Years later, they would. The man Frey had met was Private Adolf Hitler.
But Frey's writings on Hitler -- in the form of essays and fiction -- were eventually forgotten. Historians have spent the decades since the Nazi dictator took his life in his Berlin bunker at the very end of World War II trying to decipher the Hitler enigma -- but nobody really knew what Hitler the soldier was like.
Until now. German journalist Stefan Ernsting recently rediscovered the work that Frey, who served alongside Hitler in the 16th Bavarian Reserve Regiment, left behind. Ernsting's new biography of Hitler's fellow soldier, "The Fantastic Rebel Alexander Moritz Frey," republishes Frey's eyewitness accounts of the man who would change 20th century history.
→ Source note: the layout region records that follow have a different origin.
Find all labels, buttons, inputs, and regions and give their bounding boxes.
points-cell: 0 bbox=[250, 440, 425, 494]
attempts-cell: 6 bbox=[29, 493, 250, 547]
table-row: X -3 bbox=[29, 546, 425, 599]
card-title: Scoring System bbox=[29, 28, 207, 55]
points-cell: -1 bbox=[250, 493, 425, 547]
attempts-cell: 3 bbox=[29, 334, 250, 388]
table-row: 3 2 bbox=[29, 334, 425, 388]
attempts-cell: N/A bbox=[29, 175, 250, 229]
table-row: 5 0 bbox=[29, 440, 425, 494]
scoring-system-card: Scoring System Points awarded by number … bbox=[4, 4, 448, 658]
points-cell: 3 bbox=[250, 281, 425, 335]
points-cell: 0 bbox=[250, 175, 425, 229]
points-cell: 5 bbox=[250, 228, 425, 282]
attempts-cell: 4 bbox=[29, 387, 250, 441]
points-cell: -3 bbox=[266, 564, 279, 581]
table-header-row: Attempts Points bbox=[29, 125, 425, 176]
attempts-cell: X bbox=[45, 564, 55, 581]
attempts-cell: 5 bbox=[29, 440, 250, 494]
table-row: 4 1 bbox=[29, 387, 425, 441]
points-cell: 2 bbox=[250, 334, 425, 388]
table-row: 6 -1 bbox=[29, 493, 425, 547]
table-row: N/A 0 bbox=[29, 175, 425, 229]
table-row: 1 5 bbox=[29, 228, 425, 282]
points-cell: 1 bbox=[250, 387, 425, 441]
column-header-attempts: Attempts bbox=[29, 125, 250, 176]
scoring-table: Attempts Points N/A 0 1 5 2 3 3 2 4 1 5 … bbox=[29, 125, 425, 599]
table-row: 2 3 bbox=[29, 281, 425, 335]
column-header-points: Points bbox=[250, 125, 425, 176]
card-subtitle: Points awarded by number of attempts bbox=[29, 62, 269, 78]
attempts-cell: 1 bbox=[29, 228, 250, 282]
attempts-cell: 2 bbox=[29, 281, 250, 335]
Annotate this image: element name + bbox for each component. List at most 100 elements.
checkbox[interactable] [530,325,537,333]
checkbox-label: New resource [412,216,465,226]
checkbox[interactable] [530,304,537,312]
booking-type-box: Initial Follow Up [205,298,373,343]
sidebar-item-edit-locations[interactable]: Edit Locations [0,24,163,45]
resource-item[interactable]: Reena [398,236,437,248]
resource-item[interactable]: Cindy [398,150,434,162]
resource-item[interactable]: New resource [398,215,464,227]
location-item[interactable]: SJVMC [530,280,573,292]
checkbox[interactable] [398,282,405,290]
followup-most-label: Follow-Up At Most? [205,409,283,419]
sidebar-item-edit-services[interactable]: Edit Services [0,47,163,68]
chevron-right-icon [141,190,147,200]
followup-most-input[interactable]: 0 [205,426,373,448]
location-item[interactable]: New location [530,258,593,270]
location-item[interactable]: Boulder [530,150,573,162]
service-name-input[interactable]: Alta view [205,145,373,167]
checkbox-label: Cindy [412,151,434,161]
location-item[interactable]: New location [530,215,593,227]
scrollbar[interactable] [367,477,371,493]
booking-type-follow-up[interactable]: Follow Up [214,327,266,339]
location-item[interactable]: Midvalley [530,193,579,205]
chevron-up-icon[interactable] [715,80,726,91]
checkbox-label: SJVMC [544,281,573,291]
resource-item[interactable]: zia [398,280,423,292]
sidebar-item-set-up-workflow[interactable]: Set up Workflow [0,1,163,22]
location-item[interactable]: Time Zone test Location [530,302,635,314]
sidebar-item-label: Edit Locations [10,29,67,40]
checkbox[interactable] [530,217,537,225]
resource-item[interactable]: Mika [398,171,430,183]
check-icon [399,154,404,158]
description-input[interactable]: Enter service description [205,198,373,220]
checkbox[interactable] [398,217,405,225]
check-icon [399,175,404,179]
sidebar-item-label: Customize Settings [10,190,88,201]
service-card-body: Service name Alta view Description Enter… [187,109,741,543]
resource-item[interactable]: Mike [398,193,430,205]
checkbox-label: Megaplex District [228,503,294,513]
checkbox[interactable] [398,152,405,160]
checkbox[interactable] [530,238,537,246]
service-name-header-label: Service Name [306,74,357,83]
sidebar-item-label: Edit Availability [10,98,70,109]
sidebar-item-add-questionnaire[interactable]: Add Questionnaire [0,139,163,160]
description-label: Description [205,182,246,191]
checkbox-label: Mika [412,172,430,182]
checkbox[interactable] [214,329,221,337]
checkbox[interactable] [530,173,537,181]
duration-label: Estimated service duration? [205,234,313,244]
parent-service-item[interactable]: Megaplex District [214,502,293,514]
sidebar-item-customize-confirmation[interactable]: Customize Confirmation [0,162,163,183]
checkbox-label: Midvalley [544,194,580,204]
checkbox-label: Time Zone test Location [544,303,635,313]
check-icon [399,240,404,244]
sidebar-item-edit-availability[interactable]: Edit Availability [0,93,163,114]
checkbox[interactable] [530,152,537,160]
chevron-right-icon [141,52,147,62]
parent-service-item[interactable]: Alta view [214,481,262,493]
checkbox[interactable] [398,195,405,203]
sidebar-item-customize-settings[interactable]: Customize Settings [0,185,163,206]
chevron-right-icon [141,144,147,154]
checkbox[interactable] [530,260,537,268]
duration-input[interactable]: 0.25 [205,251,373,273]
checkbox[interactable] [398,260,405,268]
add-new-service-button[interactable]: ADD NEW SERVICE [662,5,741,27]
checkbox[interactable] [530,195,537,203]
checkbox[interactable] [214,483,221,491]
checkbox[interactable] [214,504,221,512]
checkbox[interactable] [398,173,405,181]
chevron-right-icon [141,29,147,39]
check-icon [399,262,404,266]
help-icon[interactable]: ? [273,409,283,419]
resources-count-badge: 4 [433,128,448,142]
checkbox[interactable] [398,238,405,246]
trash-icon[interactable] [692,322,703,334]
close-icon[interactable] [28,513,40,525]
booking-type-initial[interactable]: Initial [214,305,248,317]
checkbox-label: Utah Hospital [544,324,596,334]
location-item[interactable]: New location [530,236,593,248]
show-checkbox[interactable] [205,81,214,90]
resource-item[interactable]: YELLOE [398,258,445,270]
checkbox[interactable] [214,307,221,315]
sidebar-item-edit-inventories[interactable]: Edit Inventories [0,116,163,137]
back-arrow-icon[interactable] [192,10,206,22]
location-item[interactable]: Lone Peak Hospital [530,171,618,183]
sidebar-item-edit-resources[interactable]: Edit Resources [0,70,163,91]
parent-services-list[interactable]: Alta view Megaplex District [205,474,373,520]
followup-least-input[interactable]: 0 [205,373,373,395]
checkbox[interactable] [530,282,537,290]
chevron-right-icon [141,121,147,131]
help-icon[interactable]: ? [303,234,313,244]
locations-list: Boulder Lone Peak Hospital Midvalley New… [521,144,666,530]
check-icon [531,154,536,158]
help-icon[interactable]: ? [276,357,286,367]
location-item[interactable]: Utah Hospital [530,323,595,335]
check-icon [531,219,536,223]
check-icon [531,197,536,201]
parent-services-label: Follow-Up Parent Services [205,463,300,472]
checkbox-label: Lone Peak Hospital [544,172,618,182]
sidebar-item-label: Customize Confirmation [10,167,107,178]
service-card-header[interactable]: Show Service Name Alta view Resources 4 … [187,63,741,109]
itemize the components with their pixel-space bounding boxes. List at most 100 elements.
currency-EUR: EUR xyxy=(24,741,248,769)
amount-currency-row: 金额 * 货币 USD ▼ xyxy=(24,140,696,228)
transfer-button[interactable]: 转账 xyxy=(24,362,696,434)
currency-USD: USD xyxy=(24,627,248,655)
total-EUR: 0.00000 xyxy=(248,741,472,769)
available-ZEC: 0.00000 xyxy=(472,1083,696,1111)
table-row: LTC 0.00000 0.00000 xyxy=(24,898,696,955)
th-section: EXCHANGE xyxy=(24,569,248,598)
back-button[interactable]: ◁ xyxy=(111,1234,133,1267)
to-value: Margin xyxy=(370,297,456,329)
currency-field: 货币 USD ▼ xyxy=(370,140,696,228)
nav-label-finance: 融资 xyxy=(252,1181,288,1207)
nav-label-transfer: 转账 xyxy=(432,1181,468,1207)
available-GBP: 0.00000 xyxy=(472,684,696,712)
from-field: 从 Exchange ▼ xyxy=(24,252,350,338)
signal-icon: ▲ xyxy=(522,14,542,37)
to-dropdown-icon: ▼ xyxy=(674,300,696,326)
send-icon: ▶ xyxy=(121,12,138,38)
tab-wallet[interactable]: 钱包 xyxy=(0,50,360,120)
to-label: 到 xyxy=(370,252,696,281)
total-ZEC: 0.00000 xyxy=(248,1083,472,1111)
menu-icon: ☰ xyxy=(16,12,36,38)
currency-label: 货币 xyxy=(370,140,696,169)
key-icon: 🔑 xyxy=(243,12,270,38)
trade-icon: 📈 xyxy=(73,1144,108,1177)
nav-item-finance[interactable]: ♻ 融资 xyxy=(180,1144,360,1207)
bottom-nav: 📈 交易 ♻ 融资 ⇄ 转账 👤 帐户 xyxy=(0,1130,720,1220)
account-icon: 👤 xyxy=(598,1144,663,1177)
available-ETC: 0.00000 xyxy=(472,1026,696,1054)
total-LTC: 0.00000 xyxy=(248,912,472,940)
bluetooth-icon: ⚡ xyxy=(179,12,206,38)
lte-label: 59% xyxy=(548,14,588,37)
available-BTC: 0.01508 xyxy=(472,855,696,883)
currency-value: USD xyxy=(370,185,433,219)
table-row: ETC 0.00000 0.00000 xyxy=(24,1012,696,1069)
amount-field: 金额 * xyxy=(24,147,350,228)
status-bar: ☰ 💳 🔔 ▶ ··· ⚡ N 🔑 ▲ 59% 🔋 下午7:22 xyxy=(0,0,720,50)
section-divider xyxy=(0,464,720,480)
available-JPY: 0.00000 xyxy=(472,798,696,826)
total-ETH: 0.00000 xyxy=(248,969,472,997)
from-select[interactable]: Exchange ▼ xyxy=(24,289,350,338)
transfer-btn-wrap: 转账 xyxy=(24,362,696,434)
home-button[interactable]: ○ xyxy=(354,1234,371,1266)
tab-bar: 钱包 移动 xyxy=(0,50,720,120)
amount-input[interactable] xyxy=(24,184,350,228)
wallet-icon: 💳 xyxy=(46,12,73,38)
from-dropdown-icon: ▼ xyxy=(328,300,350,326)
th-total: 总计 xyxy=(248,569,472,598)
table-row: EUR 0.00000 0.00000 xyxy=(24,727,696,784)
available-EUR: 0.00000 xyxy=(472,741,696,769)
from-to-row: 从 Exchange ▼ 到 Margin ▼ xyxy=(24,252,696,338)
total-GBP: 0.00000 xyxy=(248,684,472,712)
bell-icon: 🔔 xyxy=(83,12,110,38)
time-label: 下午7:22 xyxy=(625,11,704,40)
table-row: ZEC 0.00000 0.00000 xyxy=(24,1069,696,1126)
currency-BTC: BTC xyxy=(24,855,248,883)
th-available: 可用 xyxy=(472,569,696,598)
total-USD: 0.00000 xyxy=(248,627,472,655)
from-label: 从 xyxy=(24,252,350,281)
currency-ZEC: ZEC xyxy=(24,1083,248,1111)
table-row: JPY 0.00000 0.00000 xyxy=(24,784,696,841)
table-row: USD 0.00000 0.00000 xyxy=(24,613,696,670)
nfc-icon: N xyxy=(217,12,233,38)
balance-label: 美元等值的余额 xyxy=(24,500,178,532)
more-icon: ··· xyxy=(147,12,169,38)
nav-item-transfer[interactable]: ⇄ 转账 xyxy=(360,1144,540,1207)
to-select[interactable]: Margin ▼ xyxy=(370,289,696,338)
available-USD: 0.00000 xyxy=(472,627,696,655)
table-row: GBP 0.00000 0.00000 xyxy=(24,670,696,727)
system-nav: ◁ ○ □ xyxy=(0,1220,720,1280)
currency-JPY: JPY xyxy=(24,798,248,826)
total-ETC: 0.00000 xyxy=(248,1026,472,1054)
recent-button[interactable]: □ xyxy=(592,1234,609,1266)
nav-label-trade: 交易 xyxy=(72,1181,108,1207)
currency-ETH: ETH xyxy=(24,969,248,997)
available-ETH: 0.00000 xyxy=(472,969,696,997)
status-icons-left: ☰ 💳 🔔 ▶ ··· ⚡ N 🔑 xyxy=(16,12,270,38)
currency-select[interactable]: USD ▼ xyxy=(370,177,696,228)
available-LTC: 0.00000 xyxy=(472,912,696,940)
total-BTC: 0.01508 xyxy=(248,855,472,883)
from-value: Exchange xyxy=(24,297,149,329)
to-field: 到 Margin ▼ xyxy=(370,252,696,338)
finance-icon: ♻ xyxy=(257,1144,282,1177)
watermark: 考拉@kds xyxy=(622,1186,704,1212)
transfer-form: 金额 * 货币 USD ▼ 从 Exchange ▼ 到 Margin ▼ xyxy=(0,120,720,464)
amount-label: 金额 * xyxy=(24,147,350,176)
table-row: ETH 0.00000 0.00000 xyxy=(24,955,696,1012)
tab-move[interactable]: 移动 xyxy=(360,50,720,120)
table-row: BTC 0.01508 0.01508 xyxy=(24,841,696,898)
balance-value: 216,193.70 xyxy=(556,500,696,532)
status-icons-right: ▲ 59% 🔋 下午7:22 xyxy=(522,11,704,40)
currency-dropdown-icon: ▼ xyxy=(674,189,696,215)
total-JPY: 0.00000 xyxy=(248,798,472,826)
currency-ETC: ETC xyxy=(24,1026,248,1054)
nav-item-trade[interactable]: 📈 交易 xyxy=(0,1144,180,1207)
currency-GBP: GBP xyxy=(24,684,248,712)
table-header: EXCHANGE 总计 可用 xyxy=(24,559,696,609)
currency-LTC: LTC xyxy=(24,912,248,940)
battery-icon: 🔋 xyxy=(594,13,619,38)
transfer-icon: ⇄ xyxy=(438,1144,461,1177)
It is the first reliable, first-person account by someone who served alongside Hitler.
"Two or three of his former comrades tried to cash in on having known Hitler during the war, but their testimonies were not useful for historical research because you couldn't separate facts from fiction and most of it was just nostalgia anyway," Ernsting told SPIEGEL ONLINE.
Ernsting stumbled on the trail of Frey's eye-witness accounts of Hitler while reading an anthology of essays about early German science fiction and fantasy writing. "One essay about Frey mentioned in passing that he had fought alongside Hitler in World War I," Ernsting recalls. "I thought, wait a minute. I have to check this out."
Ernsting began scouring libraries and archives for information about the obscure writer. He struck gold when he found an obscure essay by Frey entitled "The Unknown Private -- Personal Memories of Hitler" ("Der unbekannte Gefreite -- persönliche Erinnerungen an Hitler") in an archive in the German town of Marbach.